Budget axe falls on academics, jobs, athletics and other university areas

By Collin Overton

Nursing students stand together as the Board of Regents decide on the future of their associate nursing program. The board voted nine to one in favor of suspending the progam. (Photo: Collin Overton/Progress)

At the expense of multiple academic programs, 153 jobs, two sports teams and the Danville regional campus, EKU’s process to meet a $25 million budget shortfall came to a conclusion April 6 at the quarterly Board of Regents meeting at EKU Center for the Arts.

“These choices are not easy, and they are not always popular, but they will ultimately strengthen our university as a whole,” Board of Regents chair Craig Turner said during the meeting.

Despite recommendations from Faculty Senate and Council on Academic Affairs to preserve or rearrange certain programs, only the master’s program in school psychology was spared out of a laundry list of programs that included theatre, economics, deaf studies and associates in nursing. The school psychology master’s, one of three programs in the state, will be considered at the Board’s June meeting with emphasis towards becoming an online program.

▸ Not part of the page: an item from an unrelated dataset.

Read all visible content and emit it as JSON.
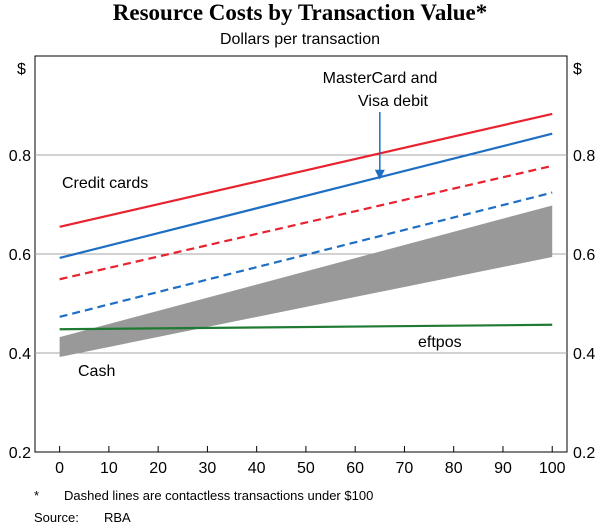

President Michael Benson expressed a desire to preserve the theatre and economics programs before the Board members made its votes.

“Any university, public or private, large or small, is truly not a university without economics or theatre,” Benson said.

Carson Stanifer, 18, a freshman majoring in economics and political science from Richmond, stood with other theatre students and members of the Alpha Psi Omega theatre honor society while the Board voted on theatre’s suspension. When the vote was made, Stanifer and the rest of the students filed out of the auditorium.

“We instantly all got up to go out because I don’t think we could stand to be there anymore,” Stanifer said. “It’s so emotional because with theatre you create such a family, and I don’t think the regents understood.”

Four other degrees — including B.S. in risk management, B.A. in chemistry, B.S. in mathematics teaching and M.S. in mathematical sciences — were transitioned to other departments or became concentrations within certain majors, as recommended by the budget advisory committee.

SGA President and student regent Laura Jackson voted against the cuts to theatre, nursing, family consumer sciences and economics. Though program suspensions are devastating, she said, EKU knew it was taking a gamble when it decided to freeze tuition increases last semester.

“That affects all students; decreases, freezes, increases — they will affect every student at EKU, whether it’s an online student, commuter — whoever it is,” Jackson said.

In an email sent after the meeting, Benson clarified that students in affected programs wouldn’t necessarily have to find new majors.

“It is important to note that programs approved for suspension have a transition plan with teach-out options for any currently enrolled students,” the email. “Some majors/minors will transition to similar degree programs with a different department structure.”

Benson also wrote that many suspended programs will continue to be taught as subjects if no longer offered as majors or minors or incorporated into other programs.

The men’s and women’s tennis teams were also suspended. The teams were notified April 5, Benson said. This will not affect the student-athletes’ existing scholarships.

In addition to losing two teams, athletics will now return to 2014 funding levels, taking a $2 million reduction and loss of personnel.

To make up for losses in athletics, the Board voted in favor of a motion to start a beach volleyball team that would consist of current indoor volleyball players and coaching staff. All board members voted in favor except Bryan Makinen, executive director of public safety & risk management.

“Simply because of my desire to have the same level of dialogue and scrutiny with the staff implications as we did with the academic implications, I’m going to vote no,” Makinen said.

Of the 153 university jobs lost through recommendations, 72 were faculty positions, 36 of them filled. Nine of those were tenured faculty, and 10 were on tenure-track. The overall cuts to Academic Affairs made up $13.2 million of the proposed $25 million.

Cuts to academic areas made up most of the $25.14 million budget reduction that the Board of Regents voted on April 6. Cuts at the university level included the loss of 26 administrative positions, including six directors and two department chairs. (Graphic: Collin Overton/Progress)

Makinen said staff had offered “selfless” solutions, such as shorter work weeks and reducing paid hours to allow other staff members to keep their jobs. Twenty-five filled staff positions were eliminated in academic support areas alone. Student Success lost 23 positions, resulting in an overall reduction of $2 million.

The closure of the regional Danville campus and reducing financial support for the WEKU radio station will save roughly $1.6 million.

“I’ve been a regent for 11 and a half years — almost 12 years — and I don’t know of a tougher time since I’ve been on Board,” Turner said.